L’utilisation du Samsung Galaxy S7 dans le protocole de test défini par l’Arcep a été vivement critiquée ces derniers jours. En effet, les smartphones Samsung auraient un comportement « conservatif », les poussant à rester connectés plus longtemps sur le réseau d’itinérance (Orange) lorsque celui-ci est disponible. En utilisant l’itinérance, essentiellement bridée et dégradée, les mesures seraient donc défavorables à Free. Le sujet a fait l’objet de tweets, de vidéos et d’articles plus ou moins virulents…

Free n’a émis « aucune objection » sur le choix d’un téléphone Samsung

Pour en avoir le cœur net, nous avons posé nos questions à Thierry Moncorger, fondateur et directeur marketing de QoSi. En plus d’éditer le logiciel de mesure 4Gmark, c’est cette société qui réalise les mesures de qualité sur le terrain pour le compte de l’Arcep.

Freenews : en quelques mots, quels sont les reproches adressés aux mesures ?

QoSi : En gros, une majorité de smartphones dont les Samsung et les iPhones, qui représentent une part incroyablement large du parc français, ont un comportement conservatif sur l’itinérance Orange chez Free. Ils restent en itinérance un certain temps, alors que parfois l’utilisateur pourrait avoir du réseau propre Free.

Pourquoi ce comportement ?

C’est probablement un réglage par défaut du roaming (l’itinérance). À la base le roaming c’est le cas de figure à l’étranger où vous êtes en itinérance sur un réseau partenaire de votre opérateur. Vous accrochez par exemple un opérateur à la sortie de l’avion, il n’y a pas de raison de changer cela toutes les minutes entre les différents opérateurs locaux du pays.

En France, Free, en attendant de couvrir tout le territoire avec son réseau propre, utilise le réseau d’Orange en dehors de sa zone de couverture, comme vous le feriez en passant la frontière. Donc une session initiée en zone d’itinérance va se poursuivre.

Pourquoi Samsung et Apple ont-ils ce réglage ?

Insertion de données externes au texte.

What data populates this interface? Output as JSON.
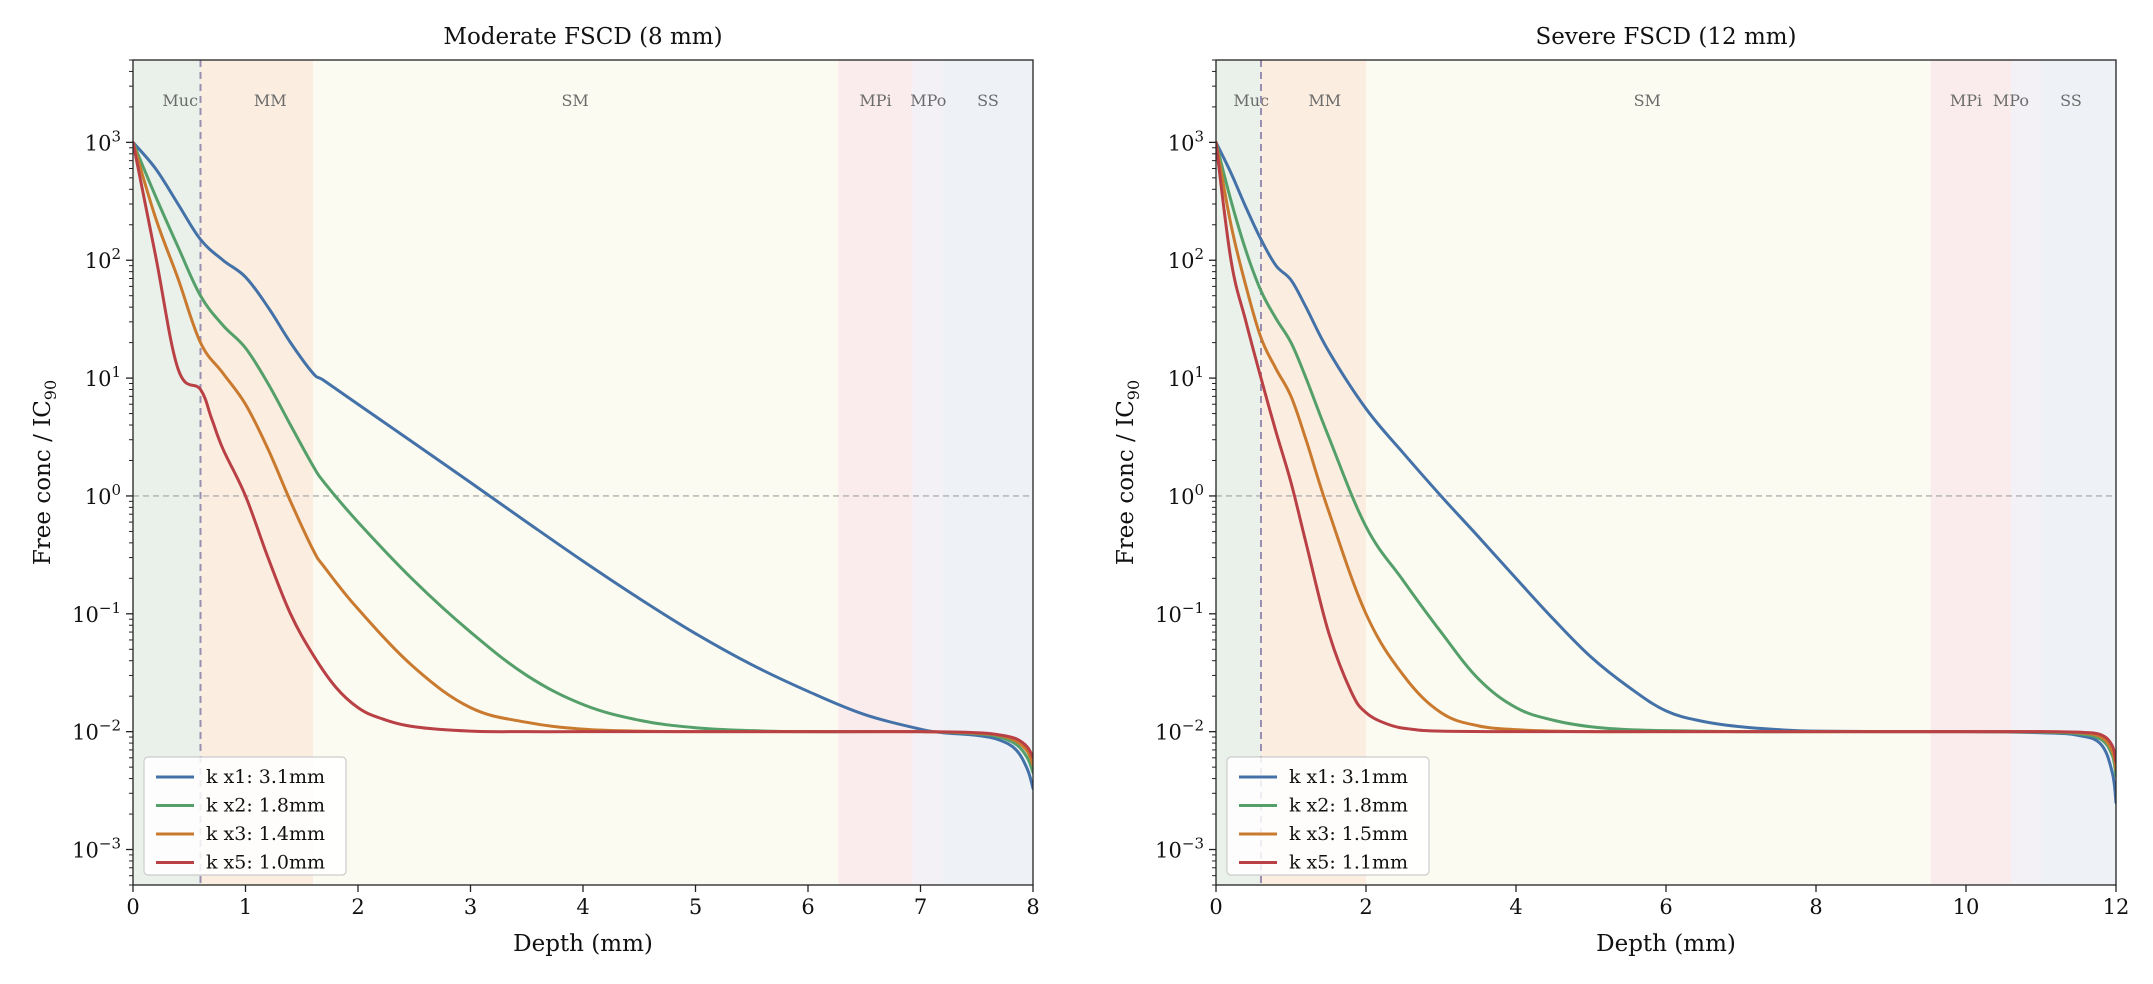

C’est peut-être un réglage par défaut, qui suit une logique conservative pour ne pas pénaliser la batterie avec des recherches de réseau trop nombreuses. Encore une fois, l’utilisation de l’itinérance nationale est une spécificité de Free qui n’a pas encore de couverture totale du territoire. Samsung propose probablement ce réglage logique qui est adapté à l’utilisation originelle du roaming, c’est-à-dire à l’étranger.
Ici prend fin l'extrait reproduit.